Monday 13 February 2012

Feeding the herds breakfast

I'm a huge cold cereal lover. Always have been. My mom used to have to limit me to three small bowls at breakfast. Even then, I would usually be back for a snack of cereal later on. In university, cereal, soup and green apples were my staples. So it's not much of a surprise that I rely on this super easy breakfast food for my kids now.

Of course I know that there is a lot more hype these days about how it isn't really the best of the healthy options for breakfast. Plus it doesn't really stick to you for long, so you're usually hungry within an hour or two. Plus there's the fact that the prices of cereal boxes keep creeping up, as the box sizes get smaller.

But I always just figured it was easier and cheaper than trying to make "big breakfasts" every day, trying to organize stratas or muffins or fruit salads or fresh baked produce. That just wasn't going to happen. Then I started reading the Heavenly Homemakers blog. This woman has four sons, ranging in age from 7-13. Over the past 5 years or so, she has completely transformed the way she cooks and serves food, favouring a whole food diet. She isn't about low fat or low carb or raw food - she's simply about serving real, whole foods to her family that aren't processed. And because she and her husband are small time entrepreneurs, with their major career goal being that they are at home as much as they can be, they need to do it all on a budget.

So reading her blog is a bit like looking into a mirror of the future. And the other day she wrote something that really got me thinking: she said that the main reason she doesn't feed her boys cereal for breakfast and sandwiches for lunch is that it's too darn expensive! When she considers how much her boys eat, it would be at least one box of cereal a day, plus something more since it's not heavy enough to stick for a whole meal, and for sandwiches it could be two loaves of bread, half a block of cheese, all that deli meat - yeah, it really adds up! Making muffins or serving chili for lunch is actually both cheaper and healthier.

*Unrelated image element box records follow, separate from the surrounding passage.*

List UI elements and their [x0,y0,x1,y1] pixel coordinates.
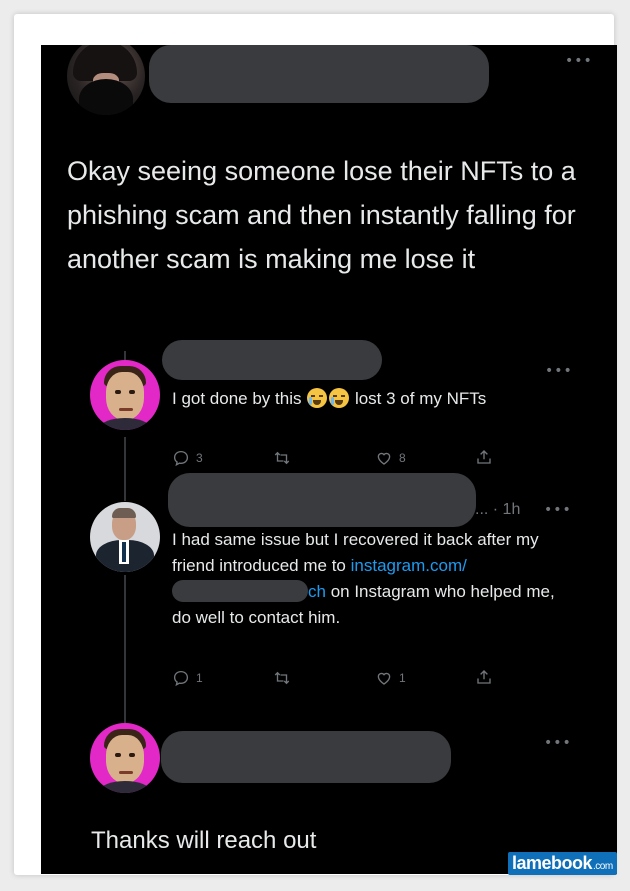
more-options-icon[interactable]: ••• [545,363,573,379]
share-button[interactable] [475,448,493,466]
more-options-icon[interactable]: ••• [544,735,572,751]
redacted-reply-name [162,340,382,380]
avatar-mouth [119,771,133,774]
avatar-tie [122,542,126,562]
avatar-shirt [100,418,150,430]
reply-text-end: lost 3 of my NFTs [354,389,487,408]
like-count: 1 [399,671,406,685]
avatar-eye [129,390,135,394]
reply-icon [173,450,189,467]
share-icon [477,450,491,464]
watermark-name: lamebook [512,853,593,873]
redacted-author-name [149,45,489,103]
reply-text: Thanks will reach out [91,827,317,854]
avatar-eye [115,753,121,757]
avatar-hair [112,508,136,518]
avatar-eye [115,390,121,394]
screenshot-frame: ••• Okay seeing someone lose their NFTs … [14,14,617,875]
retweet-icon [274,451,290,465]
retweet-icon [274,671,290,685]
tweet-text: Okay seeing someone lose their NFTs to a… [67,156,576,274]
share-button[interactable] [475,668,493,686]
avatar-shirt [100,781,150,793]
reply-timestamp: ... · 1h [475,501,521,518]
retweet-button[interactable] [273,669,291,687]
reply-text: I got done by this lost 3 of my NFTs [172,386,552,412]
reply-text: I had same issue but I recovered it back… [172,527,562,631]
reply-button[interactable]: 3 [172,449,203,467]
more-options-icon[interactable]: ••• [544,502,572,518]
redacted-reply-name [168,473,476,527]
heart-icon [377,452,391,465]
author-avatar[interactable] [67,45,145,115]
like-button[interactable]: 8 [375,449,406,467]
avatar-eye [129,753,135,757]
lamebook-watermark: lamebook.com [508,852,617,875]
twitter-thread-screenshot: ••• Okay seeing someone lose their NFTs … [41,45,617,874]
thread-line [124,575,126,727]
avatar-face [106,735,144,783]
avatar-mouth [119,408,133,411]
reply-count: 3 [196,451,203,465]
redacted-reply-name [161,731,451,783]
avatar-body [79,79,133,115]
redacted-username [172,580,308,602]
more-options-icon[interactable]: ••• [565,53,593,69]
share-icon [477,670,491,684]
like-button[interactable]: 1 [375,669,406,687]
link-start: instagram.com/ [350,556,467,575]
thread-line [124,437,126,501]
avatar-face [106,372,144,420]
crying-face-icon [329,388,350,408]
retweet-button[interactable] [273,449,291,467]
like-count: 8 [399,451,406,465]
reply-avatar[interactable] [90,502,160,572]
crying-face-icon [307,388,328,408]
heart-icon [377,672,391,685]
reply-avatar[interactable] [90,360,160,430]
reply-icon [173,670,189,687]
reply-count: 1 [196,671,203,685]
reply-text-start: I got done by this [172,389,302,408]
reply-avatar[interactable] [90,723,160,793]
watermark-suffix: .com [593,861,613,872]
link-end: ch [308,582,326,601]
reply-button[interactable]: 1 [172,669,203,687]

Cut to the lovely breakfasts we enjoyed on our vacation last week at the Harbour House. And I started thinking - that might actually make breakfast easier, healthier, heartier and cheaper for me, especially as the boys grow. How simple would it be to lay out a big bowl of fruit salad (cut up once on Monday, and then put out every morning), pull out frozen muffins or scones or banana bread (baked in large batches and frozen), add a couple of yogurts, and have some homemade granola available? I could even throw together a casserole (French toast or casserole) the night before that bakes up in 20 minutes that morning, and is good for at least two days. Put it all out on the table as a free for all and let the boys go.

(File away into my idea box for once the baby comes and I'm back in the swing of things.)